Tense Menu Comments
Use Consistent Tense - Use consistent verb tense throughout this passage.
Use Present Tense - Use present tense.
Present Perfect (have or has) - Use a helping verb (e.g., have) with a past participle to show that something began in the past and affects the present (present perfect tense).
Present Progressive - Use present progressive tense (indicates that an action is happening now or for a period of time) here. It is associated with words like now or currently and phrases like 'this moment', 'this week', 'this month', or 'this year'.
Do Not Use (on a regular basis) - Present progressive tense is intended for use when an action is ongoing. Do not use it for situations where something occurs on a regular basis. Use present tense.
Add -ing for Present Participles - Add an -ing to the base form of the word to form the present participle.
end in -e - If the regular verb ends in -e remove the -e and add -ing to from the present participle (e.g., fry-frying).
vowel-cons-vowel - If the regular verb ends in consonant-vowel-consonant combination double the last consonant and add -ing to form the present participle (e.g., run-running).
ends in -ie - If the regular verb ends in -ie remove the -ie and add -ying to from the present participle (e.g., die-dying).
vowel-cons-vowel (stressed) - If the regular verb of two or more syllables ends in a stressed consonant-vowel-consonant combination double the last consonant and add -ing to form the present participle (e.g., refer-referring).
vowel-cons-vowel (unstressed) - If the regular verb of two or more syllables ends in an unstressed consonant-vowel-consonant combination add -ing to form the present participle (e.g., refer-referring).
Present Perfect Progressive - Use present perfect progressive tense to indicate that an action has been in progress and continues to continue at present (e.g., has been riding).
Present or Possible Future - If your if clause (conditional clause) verb form is in the present tense then your dependent clause must be in the present or future tense.
Unlikely Present - If the present conditional phrase is unlikely (e.g., If I could fly…) you should use would (to express a condition) or could (to express a possibility) preceding the dependent clause verb.
Past Tense Endings
Use Past Tense - Use past tense.
Add -ed - For simple past tense all verbs only have a single form. Add -ed to the end of the verb.
was - For the singular simple past tense form of be use 'was.'
were - For the plural simple past tense form of be use 'were.'
Questions - Use 'did' before the subject and change the verb to its base form to create a past tense question.

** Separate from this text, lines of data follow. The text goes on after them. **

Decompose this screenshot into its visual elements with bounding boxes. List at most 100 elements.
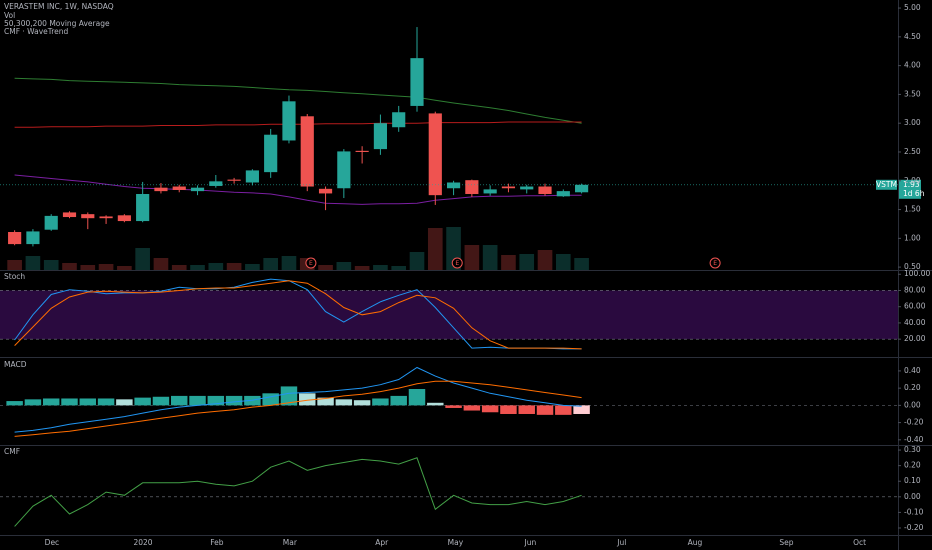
candle-body <box>209 181 223 186</box>
candle-body <box>227 179 241 181</box>
volume-bar <box>226 263 242 270</box>
earnings-marker[interactable] <box>305 257 317 269</box>
price-tag <box>899 179 921 199</box>
y-tick-label: -0.20 <box>904 523 924 532</box>
earnings-label: E <box>309 260 313 267</box>
y-tick-label: 0.40 <box>904 366 921 375</box>
y-tick-label: 0.10 <box>904 476 921 485</box>
y-tick-label: 60.00 <box>904 302 926 311</box>
indicator-label[interactable]: 50,300,200 Moving Average <box>4 19 110 28</box>
histogram-bar <box>299 393 316 406</box>
candle-body <box>245 170 259 183</box>
histogram-bar <box>61 398 78 406</box>
y-tick-label: 3.50 <box>904 89 921 98</box>
histogram-bar <box>24 399 42 406</box>
volume-bar <box>208 263 224 270</box>
earnings-marker[interactable] <box>451 257 463 269</box>
y-tick-label: 3.00 <box>904 118 921 127</box>
histogram-bar <box>427 402 444 406</box>
volume-bar <box>80 265 96 270</box>
volume-bar <box>555 254 571 270</box>
histogram-bar <box>6 401 23 406</box>
volume-bar <box>263 258 278 270</box>
candle-body <box>538 186 552 195</box>
y-tick-label: 0.00 <box>904 400 921 409</box>
y-tick-label: 0.30 <box>904 445 921 454</box>
volume-bar <box>117 266 132 270</box>
candle-body <box>26 231 40 245</box>
histogram-bar <box>408 389 426 406</box>
y-tick-label: 4.50 <box>904 32 921 41</box>
candle-body <box>428 113 442 196</box>
panel-title[interactable]: Stoch <box>4 272 25 281</box>
candle-body <box>117 215 131 222</box>
histogram-bar <box>225 395 243 406</box>
moving-average-line <box>14 174 582 205</box>
candle-body <box>556 191 570 197</box>
volume-bar <box>464 245 480 270</box>
x-tick-label: Jul <box>616 538 626 547</box>
y-tick-label: 100.00 <box>904 269 930 278</box>
x-tick-label: Sep <box>779 538 793 547</box>
y-tick-label: 0.00 <box>904 492 921 501</box>
stoch-band <box>0 290 898 340</box>
volume-bar <box>354 266 370 270</box>
candle-body <box>44 215 58 230</box>
histogram-bar <box>463 405 481 411</box>
symbol-tag <box>876 179 897 190</box>
volume-bar <box>190 265 205 270</box>
volume-bar <box>574 258 589 270</box>
x-tick-label: Mar <box>283 538 298 547</box>
candle-body <box>355 150 369 152</box>
symbol-label: VSTM <box>876 180 897 189</box>
y-tick-label: 0.50 <box>904 262 921 271</box>
chart-title: VERASTEM INC, 1W, NASDAQ <box>4 2 114 11</box>
panel-title[interactable]: CMF <box>4 447 20 456</box>
earnings-label: E <box>455 260 459 267</box>
candle-body <box>154 187 168 192</box>
macd-line <box>14 380 582 437</box>
earnings-marker[interactable] <box>709 257 721 269</box>
indicator-label[interactable]: CMF · WaveTrend <box>4 27 69 36</box>
indicator-label[interactable]: Vol <box>4 11 15 20</box>
histogram-bar <box>372 398 389 406</box>
x-tick-label: Aug <box>688 538 703 547</box>
histogram-bar <box>152 396 170 406</box>
volume-bar <box>171 265 187 270</box>
candle-body <box>8 232 22 245</box>
candle-body <box>300 116 314 187</box>
x-tick-label: May <box>448 538 464 547</box>
histogram-bar <box>536 405 554 415</box>
histogram-bar <box>134 397 151 406</box>
histogram-bar <box>573 405 590 414</box>
x-tick-label: Jun <box>524 538 537 547</box>
histogram-bar <box>317 397 334 406</box>
candle-body <box>392 112 406 128</box>
volume-bar <box>318 265 333 270</box>
candle-body <box>136 194 150 222</box>
y-tick-label: -0.40 <box>904 435 924 444</box>
candle-body <box>62 212 77 218</box>
volume-bar <box>7 260 22 270</box>
moving-average-line <box>14 121 582 128</box>
x-tick-label: Oct <box>853 538 866 547</box>
earnings-label: E <box>713 260 717 267</box>
volume-bar <box>373 265 388 270</box>
y-tick-label: 20.00 <box>904 334 926 343</box>
panel-title[interactable]: MACD <box>4 360 27 369</box>
y-tick-label: 4.00 <box>904 61 921 70</box>
countdown-label: 1d 6h <box>903 189 925 198</box>
volume-bar <box>98 264 114 270</box>
volume-bar <box>519 254 535 270</box>
histogram-bar <box>481 405 499 413</box>
y-tick-label: 80.00 <box>904 285 926 294</box>
moving-average-line <box>14 77 582 124</box>
candle-body <box>282 101 296 141</box>
y-tick-label: 0.20 <box>904 383 921 392</box>
volume-bar <box>501 255 516 270</box>
candle-body <box>446 182 461 189</box>
candle-body <box>465 180 479 195</box>
candle-body <box>172 186 186 190</box>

Past Perfect Tense - For past perfect tense use the standard verb with an ending of -ed preceded by the word 'had.' The subject and verb of a sentence must agree in number (i.e., singular or plural).

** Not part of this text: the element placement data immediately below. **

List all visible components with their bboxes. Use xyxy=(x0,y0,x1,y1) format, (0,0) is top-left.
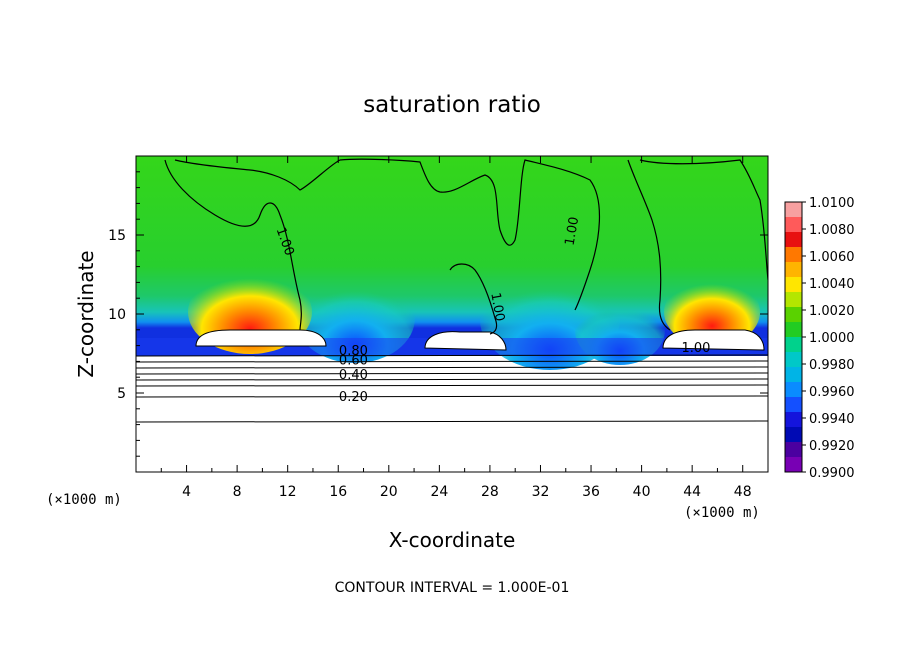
contour-label: 1.00 xyxy=(487,292,507,323)
colorbar: 1.0100 1.0080 1.0060 1.0040 1.0020 1.0000 0.99… xyxy=(784,196,855,481)
x-tick-label: 16 xyxy=(329,484,347,500)
cloud-blob-center xyxy=(424,331,507,351)
contour-line-3 xyxy=(449,263,498,335)
colorbar-segment xyxy=(785,457,802,473)
x-tick-label: 28 xyxy=(481,484,499,500)
colorbar-segment xyxy=(785,322,802,338)
field-layer xyxy=(136,156,768,472)
x-tick-label: 12 xyxy=(279,484,297,500)
x-unit-label-left: (×1000 m) xyxy=(46,492,122,508)
contour-label: 0.40 xyxy=(339,368,368,383)
x-tick-label: 32 xyxy=(532,484,550,500)
colorbar-label: 0.9960 xyxy=(809,385,855,400)
contour-label: 0.20 xyxy=(339,390,368,405)
colorbar-label: 1.0100 xyxy=(809,196,855,211)
colorbar-segment xyxy=(785,292,802,308)
colorbar-label: 0.9920 xyxy=(809,439,855,454)
colorbar-segment xyxy=(785,412,802,428)
y-axis: 5 10 15 xyxy=(108,171,768,457)
colorbar-label: 0.9900 xyxy=(809,466,855,481)
y-tick-label: 15 xyxy=(108,228,126,244)
colorbar-label: 1.0020 xyxy=(809,304,855,319)
colorbar-label: 1.0040 xyxy=(809,277,855,292)
x-tick-label: 20 xyxy=(380,484,398,500)
x-axis: 4 8 12 16 20 24 28 32 36 40 44 48 xyxy=(160,156,752,500)
contour-label: 0.60 xyxy=(339,354,368,369)
x-tick-label: 4 xyxy=(182,484,191,500)
chart-title: saturation ratio xyxy=(363,92,541,118)
colorbar-label: 1.0060 xyxy=(809,250,855,265)
x-tick-label: 48 xyxy=(734,484,752,500)
x-unit-label-right: (×1000 m) xyxy=(684,505,760,521)
colorbar-segment xyxy=(785,352,802,368)
colorbar-segment xyxy=(785,247,802,263)
y-tick-label: 10 xyxy=(108,307,126,323)
colorbar-segment xyxy=(785,307,802,323)
contour-line-1 xyxy=(164,159,302,331)
x-tick-label: 24 xyxy=(430,484,448,500)
x-tick-label: 8 xyxy=(233,484,242,500)
subsaturated-region xyxy=(136,356,768,472)
colorbar-label: 1.0000 xyxy=(809,331,855,346)
contour-line-4 xyxy=(627,159,671,331)
colorbar-segment xyxy=(785,367,802,383)
colorbar-label: 0.9940 xyxy=(809,412,855,427)
contour-label: 1.00 xyxy=(563,216,583,247)
colorbar-segment xyxy=(785,202,802,218)
colorbar-label: 0.9980 xyxy=(809,358,855,373)
lower-contours xyxy=(136,354,768,423)
cloud-blob-left xyxy=(195,329,327,347)
colorbar-segment xyxy=(785,427,802,443)
colorbar-segment xyxy=(785,397,802,413)
colorbar-segment xyxy=(785,277,802,293)
x-tick-label: 40 xyxy=(633,484,651,500)
colorbar-segment xyxy=(785,442,802,458)
x-tick-label: 44 xyxy=(683,484,701,500)
colorbar-segment xyxy=(785,382,802,398)
colorbar-segment xyxy=(785,217,802,233)
y-axis-title: Z-coordinate xyxy=(74,250,98,377)
colorbar-segment xyxy=(785,262,802,278)
contour-line-5 xyxy=(639,159,768,281)
contour-label: 0.80 xyxy=(339,344,368,359)
contour-interval-note: CONTOUR INTERVAL = 1.000E-01 xyxy=(335,580,570,596)
colorbar-segment xyxy=(785,337,802,353)
colorbar-label: 1.0080 xyxy=(809,223,855,238)
contour-label: 1.00 xyxy=(681,341,710,356)
cloud-blob-right xyxy=(662,329,765,351)
x-tick-label: 36 xyxy=(582,484,600,500)
y-tick-label: 5 xyxy=(117,386,126,402)
contour-labels: 1.00 1.001.001.000.800.600.400.20 xyxy=(273,216,711,405)
contour-line-2 xyxy=(174,158,600,311)
x-axis-title: X-coordinate xyxy=(389,528,516,552)
colorbar-segment xyxy=(785,232,802,248)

Impossible Past - In order to use impossible past conditional verb form use past perfect tense (e.g., If you had asked me . . .) in the if clause use a past participle preceded by would have in the dependent clause.
Past Progressive - Use past progressive tense to indicate that an action was taken at a time in the past (e.g., was riding).

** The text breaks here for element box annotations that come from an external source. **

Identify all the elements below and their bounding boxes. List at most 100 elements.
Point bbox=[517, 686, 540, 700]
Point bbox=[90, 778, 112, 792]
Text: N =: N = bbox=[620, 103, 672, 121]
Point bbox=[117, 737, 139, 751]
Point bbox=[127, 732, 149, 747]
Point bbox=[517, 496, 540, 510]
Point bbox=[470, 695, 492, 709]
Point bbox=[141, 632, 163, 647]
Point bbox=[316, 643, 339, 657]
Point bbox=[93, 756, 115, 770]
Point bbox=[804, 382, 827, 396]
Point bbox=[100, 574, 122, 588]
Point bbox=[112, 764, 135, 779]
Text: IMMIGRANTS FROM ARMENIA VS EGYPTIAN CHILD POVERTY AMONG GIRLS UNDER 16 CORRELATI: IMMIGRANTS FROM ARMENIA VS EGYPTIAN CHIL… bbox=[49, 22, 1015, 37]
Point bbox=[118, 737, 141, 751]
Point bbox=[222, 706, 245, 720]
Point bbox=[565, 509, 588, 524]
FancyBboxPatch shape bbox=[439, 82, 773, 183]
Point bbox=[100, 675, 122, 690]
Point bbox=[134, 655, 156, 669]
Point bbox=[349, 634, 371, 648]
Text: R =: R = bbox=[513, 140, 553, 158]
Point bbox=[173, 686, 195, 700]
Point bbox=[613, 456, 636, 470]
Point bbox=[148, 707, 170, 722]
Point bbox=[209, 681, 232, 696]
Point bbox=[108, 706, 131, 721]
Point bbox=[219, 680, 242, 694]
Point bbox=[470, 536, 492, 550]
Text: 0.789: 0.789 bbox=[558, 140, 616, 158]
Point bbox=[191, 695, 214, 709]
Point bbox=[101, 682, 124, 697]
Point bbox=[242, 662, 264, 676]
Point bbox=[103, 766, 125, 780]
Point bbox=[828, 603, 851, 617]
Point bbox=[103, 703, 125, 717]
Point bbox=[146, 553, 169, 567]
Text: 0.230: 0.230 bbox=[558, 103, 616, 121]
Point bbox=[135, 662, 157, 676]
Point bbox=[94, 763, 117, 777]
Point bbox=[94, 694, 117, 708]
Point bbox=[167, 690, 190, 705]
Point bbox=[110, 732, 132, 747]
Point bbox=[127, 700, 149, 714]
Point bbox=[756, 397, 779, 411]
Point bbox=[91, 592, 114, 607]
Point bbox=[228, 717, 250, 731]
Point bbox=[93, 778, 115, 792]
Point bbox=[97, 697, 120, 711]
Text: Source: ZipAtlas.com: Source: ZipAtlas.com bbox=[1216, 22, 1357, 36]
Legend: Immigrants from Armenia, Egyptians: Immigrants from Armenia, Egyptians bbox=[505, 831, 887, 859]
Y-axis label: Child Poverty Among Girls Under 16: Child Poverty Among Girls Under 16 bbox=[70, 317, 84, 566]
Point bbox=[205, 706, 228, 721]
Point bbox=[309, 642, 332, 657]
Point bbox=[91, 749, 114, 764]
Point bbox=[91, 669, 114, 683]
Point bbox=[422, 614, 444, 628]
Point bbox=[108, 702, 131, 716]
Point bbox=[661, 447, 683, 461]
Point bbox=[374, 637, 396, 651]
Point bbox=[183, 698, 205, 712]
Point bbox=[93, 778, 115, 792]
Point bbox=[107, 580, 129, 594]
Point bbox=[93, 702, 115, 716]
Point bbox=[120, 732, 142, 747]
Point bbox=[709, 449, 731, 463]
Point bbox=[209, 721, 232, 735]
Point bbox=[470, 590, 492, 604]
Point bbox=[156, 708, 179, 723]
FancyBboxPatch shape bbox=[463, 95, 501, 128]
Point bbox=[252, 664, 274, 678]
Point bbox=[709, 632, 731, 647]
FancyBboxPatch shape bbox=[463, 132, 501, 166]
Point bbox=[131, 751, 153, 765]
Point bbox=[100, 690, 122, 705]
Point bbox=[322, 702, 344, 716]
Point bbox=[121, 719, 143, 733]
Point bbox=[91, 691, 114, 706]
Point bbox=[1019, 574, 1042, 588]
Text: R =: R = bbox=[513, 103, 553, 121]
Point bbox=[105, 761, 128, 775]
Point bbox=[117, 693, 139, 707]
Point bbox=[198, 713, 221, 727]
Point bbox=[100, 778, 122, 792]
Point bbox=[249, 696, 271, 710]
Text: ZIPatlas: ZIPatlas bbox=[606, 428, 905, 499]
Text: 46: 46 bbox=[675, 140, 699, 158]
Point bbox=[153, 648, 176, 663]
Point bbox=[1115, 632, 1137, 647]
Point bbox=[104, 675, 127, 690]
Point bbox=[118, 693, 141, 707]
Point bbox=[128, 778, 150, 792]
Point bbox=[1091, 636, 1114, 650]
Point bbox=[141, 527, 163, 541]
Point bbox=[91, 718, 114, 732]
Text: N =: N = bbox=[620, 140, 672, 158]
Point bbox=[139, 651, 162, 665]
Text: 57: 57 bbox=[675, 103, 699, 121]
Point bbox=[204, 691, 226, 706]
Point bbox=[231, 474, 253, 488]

Need Helping Verb - The verb form in use (i.e., past participle) needs a helping verb (e.g., have).
Modal Verb Forms Past - Use a modal helping verb (indicates ability (e.g., could), obligation (e.g., had to), possibility (e.g., might have), or advice (e.g., should have) here.
Use Future Tense - Use future tense.
Future Tense - The subject and verb of a sentence must agree in number (i.e., singular or plural). For future tense use the standard verb form preceded by the word 'will.'
Future Progressive - Use future progressive tense to indicate that an action will be in progress in the future (e.g., will be riding).